Carberry untersuchte die Pistolen sofort. Sie waren nicht geladen, aber es schien auch nicht aus ihnen geschossen worden zu sein, sonst wären nämlich die Schmauchspuren an ihren Mündungen zu sehen gewesen. Durch ein Kopfnicken bestätigte der Profos, daß es sich um Dans und Piets Waffen handelte.

»Also?« fragte von Saxingen herausfordernd. »Glaubt ihr mir nun? Killigrew, hat es dir die Sprache verschlagen?«

»Durchaus nicht«, entgegnete Hasard kalt. »Und ich weiß auch, daß ich einem Mörder gegenüberstehe. Du hast den Schuß auf die Freiin von Lankwitz abgegeben, Saxingen, und dafür wirst du büßen.«

»Ich habe sie doch gut getroffen, oder? Sie ist tot, nicht wahr?« schrie von Saxingen. »Wagt keine falsche Bewegung, ihr Drecksäcke! Mein Freund Bruno von Kreye paßt auf eure Kerle auf, und sie sterben auf grausame Weise, wenn ich nicht rechtzeitig genug zu ihnen zurückkehre!«

»Gisela von Lankwitz ist tot«, bestätigte Hasard.

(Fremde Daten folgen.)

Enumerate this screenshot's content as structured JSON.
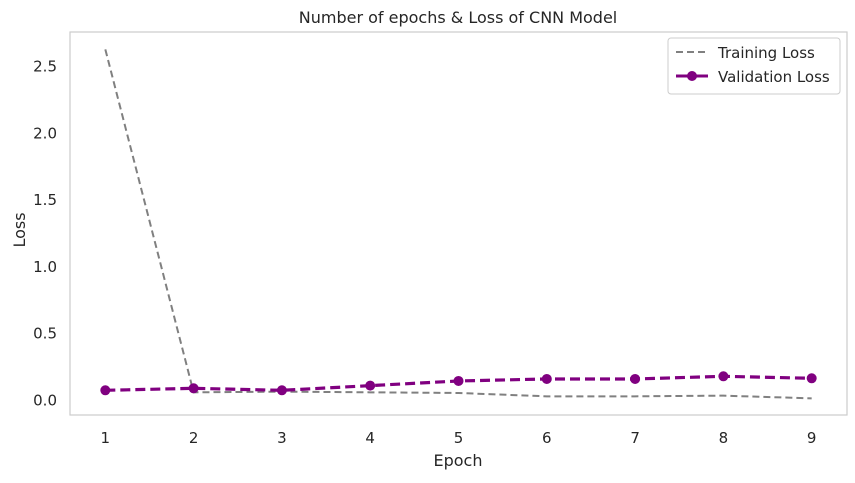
{
  "chart_data": {
    "type": "line",
    "title": "Number of epochs & Loss of CNN Model",
    "xlabel": "Epoch",
    "ylabel": "Loss",
    "x": [
      1,
      2,
      3,
      4,
      5,
      6,
      7,
      8,
      9
    ],
    "xlim": [
      0.6,
      9.4
    ],
    "ylim": [
      -0.11,
      2.76
    ],
    "yticks": [
      0.0,
      0.5,
      1.0,
      1.5,
      2.0,
      2.5
    ],
    "grid": false,
    "legend_position": "top-right",
    "series": [
      {
        "name": "Training Loss",
        "values": [
          2.63,
          0.06,
          0.065,
          0.06,
          0.055,
          0.03,
          0.03,
          0.035,
          0.015
        ],
        "color": "#808080",
        "style": "dashed",
        "marker": "none"
      },
      {
        "name": "Validation Loss",
        "values": [
          0.075,
          0.09,
          0.075,
          0.11,
          0.145,
          0.16,
          0.16,
          0.18,
          0.165
        ],
        "color": "#800080",
        "style": "dashed",
        "marker": "circle"
      }
    ]
  }
}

»Das kann mich nicht erschüttern«, sagte der Junker höhnisch. »Sie hat es verdient. Sie hat sich von Manteuffel an den Hals geworfen, und der ist ein Pirat, ein Blutsäufer, ein Galgenstrick, ein Schlagetot, – wer sich mit ihm einläßt, hat mit Konsequenzen zu rechnen, klar?«

»Ich jage dir eine Kugel durch den Kopf!« brüllte Hein Ropers von Bord der »Wappen von Kolberg«. »Noch ein Wort dieser Art, du dreckiges Schwein, und ich blase dir das Hirn aus dem Schädel! Es ist mir scheißegal, was danach passiert!«

»Killigrew!« schrie Erich von Saxingen mit sich überschlagender Stimme. »Pfeif diesen dummen Hund zurück! Er weiß nicht, was er anrichtet!«

»Keiner unternimmt etwas ohne meinen ausdrücklichen Befehl!« rief der Seewolf. »Renke Eggens, ist das klar?«

»Klar!« erwiderte der Erste Offizier der »Wappen von Kolberg«. Er wußte, daß er sich dem Kommando des Seewolfes zu fügen hatte, Arne hatte es ihm immer wieder eingeschärft, daß Hasard auch über sein Schiff die absolute Befehlsgewalt hatte, was besonders für den Fall von Arnes Abwesenheit galt.

Keiner konnte etwas tun. Der Mörder saß keine zehn Schritte von ihnen entfernt im Sattel seines Pferdes und grinste sie höhnisch an, doch sie konnten ihn nicht greifen. Das war absurd und aberwitzig – aber sie durften das Leben von Dan und Piet nicht gefährden.